The Arch of Titus is an 1871 oil painting on canvas. It was a collaboration between three American painters: George Peter Alexander Healy, Frederic E. Church, and Jervis McEntee. It depicts the Arch of Titus in Rome, with the Colosseum in the background, and includes portraits of Henry Wadsworth Longfellow and his daughter Edith, and the three artists. The painting is currently on display in the Newark Museum in Newark, New Jersey.

==Description==
The painting depicts a number of people under the Arch of Titus in Rome, with the Colosseum in the background. The Arch was painted by Church, and the Colosseum by McEntee. Healy, a portraitist, painted five figures in two groups. To the left, under the Arch, are Henry Wadsworth Longfellow with his daughter Edith, copied from a photograph. To the right are the three artists: Church is seated sketching, while Healy looks over his left shoulder, and McEntee stands behind them pointing at the sketch.

On the death in 1926 of Jonathan Ackerman Coles, son of American doctor Abraham Coles, the painting was bequeathed to Newark Museum.

== The artists ==
George Peter Alexander Healy, a portrait artist, was living in Italy during the time that he collaborated on The Arch of Titus. Born in Boston, Massachusetts in 1813, Healy received encouragement from painter Thomas Sully to pursue his artistic career. After opening his own portrait studio at the age of eighteen, Healy realized that he did not have the professional skills necessary in order for him to reach his fullest potential as an artist. Because of this, in 1834, he went to Paris to study with artist Antoine Jean Gros at the École des Beaux-Arts, one of the most influential art schools in France. The school focused on classical styles and on preserving these ideas to be passed on to future generations. After finishing school Healy completed a yearlong tenure under Gros. By the mid-1840s, Healy's reputation had begun to grow and he began painting portrait for prominent figures such as Lewis Cass, the American minister to France and Louis-Phillipe, king of the French. Eventually, Healy gained international recognition and a broad range of clientele. With his wife and seven children, Healy alternated residence between Europe and American. He continued to paint some of the most well known people of his time. One of his commissions included a series or portraits of the American presidents.

In 1866 Healy moved with his family to Rome, and it was during his time there that he collaborated on The Arch of Titus. Healy's contribution to The Arch of Titus was the figures, fittingly as he was a portrait painter. Throughout all his paintings, his sitters are always represented in a pleasant manner and evoked a certain sense of calmness, which is seen true in The Arch of Titus (Fink).

Unlike Healy and many of the other American artists of that time period, Frederic E. Church did not study abroad.
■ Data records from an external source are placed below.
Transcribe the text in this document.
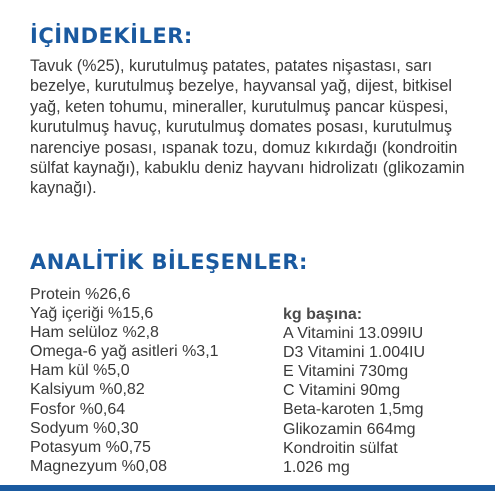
İÇİNDEKİLER:

Tavuk (%25), kurutulmuş patates, patates nişastası, sarı bezelye, kurutulmuş bezelye, hayvansal yağ, dijest, bitkisel yağ, keten tohumu, mineraller, kurutulmuş pancar küspesi, kurutulmuş havuç, kurutulmuş domates posası, kurutulmuş narenciye posası, ıspanak tozu, domuz kıkırdağı (kondroitin sülfat kaynağı), kabuklu deniz hayvanı hidrolizatı (glikozamin kaynağı).

ANALİTİK BİLEŞENLER:
Protein %26,6
Yağ içeriği %15,6
Ham selüloz %2,8
Omega-6 yağ asitleri %3,1
Ham kül %5,0
Kalsiyum %0,82
Fosfor %0,64
Sodyum %0,30
Potasyum %0,75
Magnezyum %0,08
kg başına:
A Vitamini 13.099IU
D3 Vitamini 1.004IU
E Vitamini 730mg
C Vitamini 90mg
Beta-karoten 1,5mg
Glikozamin 664mg
Kondroitin sülfat
1.026 mg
He was born in Hartford, Connecticut in 1826, to a well-off family. His father secured him a spot to study under landscape artist Thomas Cole in Catskill, New York. Cole declared Church as "having the finest eye for drawing in the world." After studying under Cole, Church opened his own studio in New York. In New York he established a reputation for his paintings of expansive New York and New England views. His reputation grew to international recognition for his painting Niagara. Church encountered the work of Alexander von Humboldt, a naturalist and explorer, who encouraged artists to travel and paint in South America. Inspired, Church made two trips to Colombia in 1853 and to Ecuador in 1857 respectively. After the loss of his wife and two children, Church traveled to Jamaica to help him deal with his grief. After starting a new family, Church continued traveling visiting Palestine and Jordan, and culminating in a trip to Rome in 1869. It was the memories and sketches from this visit that he drew upon for his part in the collaboration on The Arch of Titus. (Newark Museum)

A student of Church's, Jervis McEntee was born in Rondout, New York in 1828. McEntee traveled through Europe in 1869, the same year the Church visited Rome. Although McEntee did not receive the same fame as Healy or Church, he is most well known for his meticulously kept journals.